Study Questions for the Final Exam
Theory of Knowledge (34-254)
Dr. M. Guarini

Your final exam will consist of two questions.  One question will be come from Group A below, and one question will be taken from Group B.  Regarding the question that comes from Group A, you will have some choice: two questions will be supplied, and you will have to answer one.  Regarding the question that comes from Group B, there will be no choice: there will be one question, and you will have to answer it.

Group A

  1. According to what Goldman says in "Immediate Justification and Process Reliabilism," what is Huemer's position on direct perceptual justifiedness?  How does Goldman criticize Huemer's position?  According to what Conee and Feldman say in "Evidence" (for example, section 3.3), what is the problem with the use of "seeming" as Huemer uses it?  How does Goldman explain direct perceptual justifiedness?  How do Conee and Feldman explain it?
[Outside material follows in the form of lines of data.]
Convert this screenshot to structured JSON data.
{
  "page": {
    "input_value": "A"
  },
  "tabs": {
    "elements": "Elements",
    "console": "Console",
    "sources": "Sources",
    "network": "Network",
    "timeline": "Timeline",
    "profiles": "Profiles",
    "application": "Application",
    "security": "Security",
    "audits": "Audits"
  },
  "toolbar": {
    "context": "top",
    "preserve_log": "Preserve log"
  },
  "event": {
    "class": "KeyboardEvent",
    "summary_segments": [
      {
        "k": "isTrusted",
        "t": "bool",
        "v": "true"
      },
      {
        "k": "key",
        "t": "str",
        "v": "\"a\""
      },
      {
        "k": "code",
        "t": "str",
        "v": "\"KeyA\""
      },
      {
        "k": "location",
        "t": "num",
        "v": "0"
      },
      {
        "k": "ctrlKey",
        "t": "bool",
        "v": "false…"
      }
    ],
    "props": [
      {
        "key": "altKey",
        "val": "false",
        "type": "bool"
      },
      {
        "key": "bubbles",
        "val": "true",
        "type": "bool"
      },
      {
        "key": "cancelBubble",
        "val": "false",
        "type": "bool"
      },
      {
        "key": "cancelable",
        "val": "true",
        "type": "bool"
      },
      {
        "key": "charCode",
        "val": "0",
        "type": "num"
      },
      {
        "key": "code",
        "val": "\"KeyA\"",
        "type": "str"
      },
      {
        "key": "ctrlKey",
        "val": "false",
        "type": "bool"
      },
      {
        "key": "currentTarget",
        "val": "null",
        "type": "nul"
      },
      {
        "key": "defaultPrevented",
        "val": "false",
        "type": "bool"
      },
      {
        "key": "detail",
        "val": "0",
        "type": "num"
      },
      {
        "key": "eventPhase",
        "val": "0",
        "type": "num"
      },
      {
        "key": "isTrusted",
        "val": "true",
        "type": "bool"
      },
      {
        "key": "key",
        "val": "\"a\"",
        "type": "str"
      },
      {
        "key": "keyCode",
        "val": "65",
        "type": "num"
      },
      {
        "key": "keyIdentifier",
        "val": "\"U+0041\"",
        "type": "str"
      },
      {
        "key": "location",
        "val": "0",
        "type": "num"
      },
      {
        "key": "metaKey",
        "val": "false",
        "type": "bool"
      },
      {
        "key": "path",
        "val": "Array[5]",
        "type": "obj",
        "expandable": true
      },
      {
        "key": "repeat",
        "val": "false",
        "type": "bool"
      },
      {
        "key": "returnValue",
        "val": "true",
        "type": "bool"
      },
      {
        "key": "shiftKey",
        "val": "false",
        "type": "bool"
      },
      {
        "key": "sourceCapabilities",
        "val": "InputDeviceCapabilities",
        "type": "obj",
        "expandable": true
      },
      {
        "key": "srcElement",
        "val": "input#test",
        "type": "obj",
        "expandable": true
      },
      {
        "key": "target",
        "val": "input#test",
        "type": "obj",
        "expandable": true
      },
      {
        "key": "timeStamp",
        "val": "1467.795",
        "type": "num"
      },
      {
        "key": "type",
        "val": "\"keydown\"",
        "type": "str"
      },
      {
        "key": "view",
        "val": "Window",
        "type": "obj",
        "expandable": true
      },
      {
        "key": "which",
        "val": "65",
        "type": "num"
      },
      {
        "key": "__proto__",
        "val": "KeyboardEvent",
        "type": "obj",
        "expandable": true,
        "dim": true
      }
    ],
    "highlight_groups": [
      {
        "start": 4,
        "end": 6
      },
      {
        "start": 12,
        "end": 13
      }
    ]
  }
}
Whose view (if any) is most defensible?  Defend your position.  (This question is testing you on the independent study readings.)
     

  2. What is the Sellarsian Dilemma?  Present the theories of BonJour and Lehrer on justification, and point out how they would take themselves to be engaging the dilemma.  Do you think any of either of these authors has a plausible reply?  Defend your position.
     

  3. Compare and Contrast Goldman, Brandom, and Lehrer on internalism and externalism with respect to knowledge.  Who do you think has the most defensible position?  Explain.  If you think they all have seriously flawed views, defend that position.
     

Group B

  1. Can a three year old child have epistemically justified beliefs?  Discuss with reference to the work of BonJour, Sosa, and Lehrer.  Defend your own position on the matter, and be sure to engage opposing points of view.  Be sure to lay out the basic commitments of each individual's theory of justification.
     

  2. Brandom suggests that reliabilists (like Goldman) are trying to recentre epistemology.  What are reliabilists moving away from, and what are they moving towards?  To what extent, if any, is Brandom sympathetic to reliabilism?  How does he argue for his position? Present and evaluate his position.  Be sure to discuss what he refers to as insights and blindspots of reliabilism.
     

  3. According to the instructor, what is inside-out epistemology?  Explain BonJour's theory of justification and why it is an example of inside-out epistemology.  Why is it foundationalist?  Does a foundationalist have to be an inside-out epistemologist?  Consider the views of Sosa, Brandom, and Goldman are any of them inside-out epistemologists?  If so, why?  If not, why not?  Do you think an inside-out approach to epistemology is plausible?  Defend your position.